# what order do you do push/pull/ legs in?



## scouse2010 (Mar 17, 2010)

I have been doing: monday-push wednesday-legs Friday-pull

Would it be better to do

monday-legs

wednesday-push

friday-pull


----------



## shinobi_85 (Feb 20, 2011)

first one i would prefer. more rest between upper body workouts mate.


----------



## steve bridgend (Aug 1, 2010)

I do

Monday pull

Wednesday legs

Friday push for the same reason as above


----------



## scouse2010 (Mar 17, 2010)

My legs are still a lill bit sore or should I use may ass is.

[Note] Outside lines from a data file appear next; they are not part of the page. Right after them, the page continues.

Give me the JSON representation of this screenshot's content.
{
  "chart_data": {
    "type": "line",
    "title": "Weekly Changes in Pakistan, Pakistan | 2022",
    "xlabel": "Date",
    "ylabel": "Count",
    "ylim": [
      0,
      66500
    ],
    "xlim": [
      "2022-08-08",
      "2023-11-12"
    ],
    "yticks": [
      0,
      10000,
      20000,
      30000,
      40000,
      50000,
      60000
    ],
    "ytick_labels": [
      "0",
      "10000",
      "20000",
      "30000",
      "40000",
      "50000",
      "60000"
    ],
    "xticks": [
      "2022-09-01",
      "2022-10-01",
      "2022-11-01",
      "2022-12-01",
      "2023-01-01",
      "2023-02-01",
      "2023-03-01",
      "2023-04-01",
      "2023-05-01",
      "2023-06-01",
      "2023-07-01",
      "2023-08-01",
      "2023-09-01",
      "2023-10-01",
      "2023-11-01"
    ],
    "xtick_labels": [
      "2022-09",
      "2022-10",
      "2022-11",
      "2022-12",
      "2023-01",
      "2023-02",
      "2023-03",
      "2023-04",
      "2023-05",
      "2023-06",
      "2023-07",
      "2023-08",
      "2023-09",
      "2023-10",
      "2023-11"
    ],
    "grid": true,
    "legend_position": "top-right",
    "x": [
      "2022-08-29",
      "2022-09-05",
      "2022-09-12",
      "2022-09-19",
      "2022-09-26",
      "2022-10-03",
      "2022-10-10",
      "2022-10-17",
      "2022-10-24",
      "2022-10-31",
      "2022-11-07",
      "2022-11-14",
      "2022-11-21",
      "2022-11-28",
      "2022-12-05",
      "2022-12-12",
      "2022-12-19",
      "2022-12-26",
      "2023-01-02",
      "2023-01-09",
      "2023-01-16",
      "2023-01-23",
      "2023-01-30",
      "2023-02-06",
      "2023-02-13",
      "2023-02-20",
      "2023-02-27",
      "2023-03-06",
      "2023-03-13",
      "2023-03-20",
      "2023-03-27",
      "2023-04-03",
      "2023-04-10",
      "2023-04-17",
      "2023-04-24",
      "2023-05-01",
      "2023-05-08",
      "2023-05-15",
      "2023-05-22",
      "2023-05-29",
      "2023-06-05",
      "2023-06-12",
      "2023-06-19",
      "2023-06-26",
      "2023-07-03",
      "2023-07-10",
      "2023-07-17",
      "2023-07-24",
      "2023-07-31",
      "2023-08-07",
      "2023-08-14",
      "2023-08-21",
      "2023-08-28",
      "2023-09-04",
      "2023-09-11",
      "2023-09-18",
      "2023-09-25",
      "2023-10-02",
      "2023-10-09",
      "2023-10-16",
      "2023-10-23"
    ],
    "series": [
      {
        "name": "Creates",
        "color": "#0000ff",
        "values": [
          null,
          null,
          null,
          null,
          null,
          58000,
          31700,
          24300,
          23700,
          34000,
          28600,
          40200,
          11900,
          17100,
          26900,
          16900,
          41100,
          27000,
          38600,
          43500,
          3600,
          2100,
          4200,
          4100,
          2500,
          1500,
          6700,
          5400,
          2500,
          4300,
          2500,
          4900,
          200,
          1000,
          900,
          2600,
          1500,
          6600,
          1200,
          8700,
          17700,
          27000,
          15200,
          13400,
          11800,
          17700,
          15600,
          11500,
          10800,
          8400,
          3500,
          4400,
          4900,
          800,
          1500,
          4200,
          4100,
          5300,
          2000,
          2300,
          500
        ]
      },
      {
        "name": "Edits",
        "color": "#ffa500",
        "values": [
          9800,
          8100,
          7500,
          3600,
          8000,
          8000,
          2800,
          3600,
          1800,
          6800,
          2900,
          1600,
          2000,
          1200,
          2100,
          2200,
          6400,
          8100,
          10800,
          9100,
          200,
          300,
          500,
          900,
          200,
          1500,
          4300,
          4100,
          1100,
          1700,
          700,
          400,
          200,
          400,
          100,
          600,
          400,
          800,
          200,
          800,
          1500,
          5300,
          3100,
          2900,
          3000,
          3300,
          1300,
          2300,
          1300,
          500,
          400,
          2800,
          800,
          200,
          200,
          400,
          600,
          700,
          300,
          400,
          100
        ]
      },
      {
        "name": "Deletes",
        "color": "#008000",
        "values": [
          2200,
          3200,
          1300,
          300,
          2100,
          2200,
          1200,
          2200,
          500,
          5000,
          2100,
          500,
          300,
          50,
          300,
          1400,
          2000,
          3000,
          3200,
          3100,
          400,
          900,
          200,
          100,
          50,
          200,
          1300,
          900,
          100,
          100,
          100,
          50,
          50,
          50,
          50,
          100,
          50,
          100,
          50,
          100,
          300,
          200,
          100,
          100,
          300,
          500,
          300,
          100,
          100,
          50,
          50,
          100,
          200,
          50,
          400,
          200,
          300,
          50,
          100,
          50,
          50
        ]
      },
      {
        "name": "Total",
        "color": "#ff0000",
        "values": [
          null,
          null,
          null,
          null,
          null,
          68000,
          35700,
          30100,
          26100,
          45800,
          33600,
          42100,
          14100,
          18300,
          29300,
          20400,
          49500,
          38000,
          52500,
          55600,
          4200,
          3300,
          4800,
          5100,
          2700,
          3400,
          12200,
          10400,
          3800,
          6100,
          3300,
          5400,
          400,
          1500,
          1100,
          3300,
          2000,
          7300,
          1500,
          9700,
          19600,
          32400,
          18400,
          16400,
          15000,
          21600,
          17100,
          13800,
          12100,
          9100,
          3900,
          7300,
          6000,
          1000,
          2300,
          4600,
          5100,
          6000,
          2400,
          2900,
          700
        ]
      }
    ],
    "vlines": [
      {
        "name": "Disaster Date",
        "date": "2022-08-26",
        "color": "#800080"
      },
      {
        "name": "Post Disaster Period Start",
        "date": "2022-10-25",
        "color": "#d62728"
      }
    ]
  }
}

Thats why I was thinking of doing that I as I think the damamge caused by squats stops me from deadlifting that tiny bit more.


----------



## engllishboy (Nov 1, 2007)

Pull - Mon

Push - Wed

Legs -Fri

Gave a break between deadlifts and squats


----------



## energize17 (Jul 25, 2009)

I used to do

Day1.Pull

Day2. Push

Day3 Legs

2days break and then Repeat.


----------



## a.notherguy (Nov 17, 2008)

engllishboy said:


> Pull - Mon
> 
> Push - Wed
> 
> ...


x2


----------



## paddyrr3 (Oct 15, 2010)

shinobi_85 said:


> first one i would prefer. more rest between upper body workouts mate.


exactly what i do, plenty of upper body rest between sessions


----------